The impossibility of a two-state solution has meant there is greater interest in, and acceptance of, a one-state solution.

Israel is a fundamentally racist society. Its very existence is premised on the ethnic cleansing and oppression of the Palestinians, and its self-proclaimed status as an exclusively Jewish state.

The Zionist foundations of Israel require maintaining a state with an overwhelming Jewish demographic majority.

Virulent racism towards Palestinians—captured succinctly by Israeli Defence Minister Yoav Gallant’s proclamation that Israel is fighting against “human animals”—is used to justify 75 years of occupation as well as the genocide presently unfolding before our eyes.

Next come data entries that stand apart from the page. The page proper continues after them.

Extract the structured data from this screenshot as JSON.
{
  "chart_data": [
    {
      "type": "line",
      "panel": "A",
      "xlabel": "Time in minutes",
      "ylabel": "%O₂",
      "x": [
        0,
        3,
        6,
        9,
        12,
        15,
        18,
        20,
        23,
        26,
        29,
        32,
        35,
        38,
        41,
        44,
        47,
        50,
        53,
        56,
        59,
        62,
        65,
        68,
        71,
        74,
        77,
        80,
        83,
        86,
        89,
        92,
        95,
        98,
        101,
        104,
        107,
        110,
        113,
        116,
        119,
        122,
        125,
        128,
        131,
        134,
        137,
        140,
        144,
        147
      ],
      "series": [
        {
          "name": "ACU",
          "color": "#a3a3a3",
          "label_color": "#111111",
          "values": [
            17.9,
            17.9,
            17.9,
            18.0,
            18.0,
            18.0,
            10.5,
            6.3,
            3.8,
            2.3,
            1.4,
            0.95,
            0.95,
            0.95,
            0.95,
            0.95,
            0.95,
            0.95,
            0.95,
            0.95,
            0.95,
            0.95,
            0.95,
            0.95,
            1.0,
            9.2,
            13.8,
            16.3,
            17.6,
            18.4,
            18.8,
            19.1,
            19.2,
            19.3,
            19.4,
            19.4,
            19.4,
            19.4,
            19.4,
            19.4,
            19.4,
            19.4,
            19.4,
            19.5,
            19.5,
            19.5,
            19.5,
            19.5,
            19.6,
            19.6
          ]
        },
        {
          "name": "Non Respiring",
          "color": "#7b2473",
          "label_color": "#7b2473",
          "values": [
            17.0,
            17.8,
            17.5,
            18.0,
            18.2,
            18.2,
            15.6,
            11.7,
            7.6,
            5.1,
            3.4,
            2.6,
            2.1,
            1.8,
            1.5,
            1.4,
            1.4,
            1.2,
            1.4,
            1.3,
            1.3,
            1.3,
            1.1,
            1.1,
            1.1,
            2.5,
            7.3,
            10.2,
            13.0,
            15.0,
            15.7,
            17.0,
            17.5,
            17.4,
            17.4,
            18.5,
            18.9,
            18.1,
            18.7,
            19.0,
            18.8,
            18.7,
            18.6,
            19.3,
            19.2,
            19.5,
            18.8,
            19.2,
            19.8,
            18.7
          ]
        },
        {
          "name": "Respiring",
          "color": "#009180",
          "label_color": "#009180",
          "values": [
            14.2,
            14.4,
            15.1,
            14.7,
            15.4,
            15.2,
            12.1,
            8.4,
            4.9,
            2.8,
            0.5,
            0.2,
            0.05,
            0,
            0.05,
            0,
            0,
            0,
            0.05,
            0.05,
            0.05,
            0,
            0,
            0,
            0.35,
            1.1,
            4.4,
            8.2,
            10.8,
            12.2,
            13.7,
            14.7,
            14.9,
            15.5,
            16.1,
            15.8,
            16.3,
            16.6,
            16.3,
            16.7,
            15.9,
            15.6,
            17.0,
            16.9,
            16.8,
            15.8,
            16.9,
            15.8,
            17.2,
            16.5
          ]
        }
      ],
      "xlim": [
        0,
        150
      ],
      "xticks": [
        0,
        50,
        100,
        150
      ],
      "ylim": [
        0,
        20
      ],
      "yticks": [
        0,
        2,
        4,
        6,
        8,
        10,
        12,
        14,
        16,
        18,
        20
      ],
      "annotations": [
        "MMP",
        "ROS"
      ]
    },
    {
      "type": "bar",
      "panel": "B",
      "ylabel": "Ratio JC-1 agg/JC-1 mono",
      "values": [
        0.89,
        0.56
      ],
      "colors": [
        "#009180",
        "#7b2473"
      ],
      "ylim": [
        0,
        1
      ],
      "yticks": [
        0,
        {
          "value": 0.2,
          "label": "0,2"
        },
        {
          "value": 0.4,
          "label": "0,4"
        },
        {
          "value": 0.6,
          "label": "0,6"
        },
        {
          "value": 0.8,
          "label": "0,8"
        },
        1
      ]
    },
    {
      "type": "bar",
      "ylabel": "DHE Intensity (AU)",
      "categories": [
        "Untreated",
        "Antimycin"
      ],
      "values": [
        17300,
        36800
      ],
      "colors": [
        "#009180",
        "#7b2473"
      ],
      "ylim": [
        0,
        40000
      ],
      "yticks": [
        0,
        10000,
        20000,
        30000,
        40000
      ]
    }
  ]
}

Any solution that does not entail the dismantling of Israeli apartheid and the right for Palestinians expelled from Israel in 1948 to return to their homes will not deliver justice.

The only real solution in Palestine is a single secular democratic state where Jews and Arabs live with equal rights and equality before the law.

This may seem like an impossible dream.

But the heroic fight against apartheid in South Africa shows how such a racist system can be dismantled.

However, unlike in South Africa where the Black working class held enough economic power to break apartheid, Israel systematically excludes Palestinians from its economy and is propped up by Western imperialism—principally the US. Palestinians, alone, do not have the economic or military strength to defeat Israel. But their resistance inspires struggle across the Middle East.

To break Israeli apartheid will require revolutionary struggle in the Arab countries surrounding Israel, particularly Egypt, to end the imperialist control of the region, alongside an international solidarity movement that breaks the US and Western governments’ support for Israel.

Anything less will mean the continued slaughter of Palestinians and the continuing of the occupation.

The breakout of Gaza on 7 October showed to the world that Israel is not invincible. Since then mass demonstrations around the world opposing the horror Israel is inflicting on Gaza, including in Israel’s key sponsor the US, have pointed to the power that makes revolution possible.